Yo no te prometí una casa de adobe en el desierto. Tampoco te hablé de una ciénega con flamencos en el Atacama, a mitad de la arena. No, pero desairamos la invitación a un torneo internacional de golfito con mis colegas sureños e Isabel, para correr cerro arriba por las banquetas hasta Lleras, a través de los locales comerciales cuyos televisores mostraban milicos o guerrilleros o algún programa gringo, a Pastrana mentando la providencia de Dios a cada párrafo. Y quise preguntarte acerca de las iglesias siempre llenas, de los que rezaban en corro en el parque, de la mujer que asía con fuerza un rosario mientras jugábamos al bingo. Quise preguntarte sobre aquello que decías de las fincas cuando el chileno y yo las conocimos a ti y a Isabel, sin embargo me quejé de algo, mandé a la chingada a alguien o algo así, no recuerdo, y tú sonreíste con tu sonrisa colombiana, me dijiste que hablaba como las telenovelas, que qué significaba eso de pinche y eso de chingada.

¿Eres como tu amiga Isabel quien, como muchas, quería huir, largarse a Estados Unidos o a Canadá, o de perdida a Chile? ¿O ahora, al igual que yo, cada que entras a un elevador de cristales, pegas tus manos y señalas hacia ninguna parte? ¿O abandonamos las cervezas por el hálito de llanto que exudaban quienes rezaban en corro por las víctimas del coche-bomba? ¿Porque al igual que al paraguayo nos temblaban las vértebras ante la posibilidad de esa lluvia comprimida en un auto o un portafolios abandonado? ¿Por eso?

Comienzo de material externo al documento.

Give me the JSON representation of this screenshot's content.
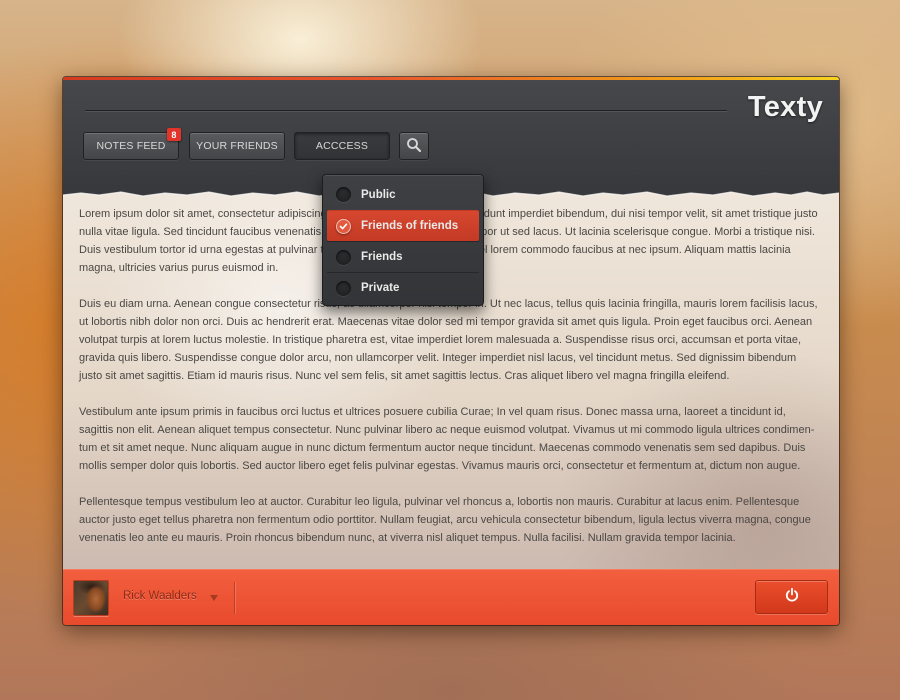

Pediste una Negra Modelo por sugerencia mía y yo, una Club Colombia. Acá no hay Club Colombia, Alejandra. La última me la tomé en el aeropuerto de Bogotá, antes de entrelazarme con los militares y el ansia de escape que carcome las maletas y se enreda con las ilusiones de la muchedumbre, ansia que aladrilla el empeño aquí y allá, ansia dura de loterías y plegarias. Algún uniformado, Marulanda o Castaño, quien fuera, estaba en los televisores, también había banderas y muchas ganas de que todo fuera diferente, de no haber tenido la necesidad de partir tan rápido, de que el curso que tomaba con el paraguayo y el chileno y otros tantos hubiera durado más tiempo, de que el chileno no fuera tan putamadre convincente al exponer sus razones, de que no lloviera tanto, de que no existiera siempre la amenaza de esa lluvia roja y no estuviera ahora tomándome un tinto con vallenato de fondo, escribiéndote algo que no leerás, Alejandra. Alejandra que tendiste la mano y tuvimos que correr hacia tu casa, que hilvanabas enredaderas por Medellín. Alejandra entre esqueletos de mariposas y salamandras degolladas. Tú que dijiste que mis ojos eran dos acequias, o dos abismos, o dos boletos, ¿fue por eso? ¿Por qué?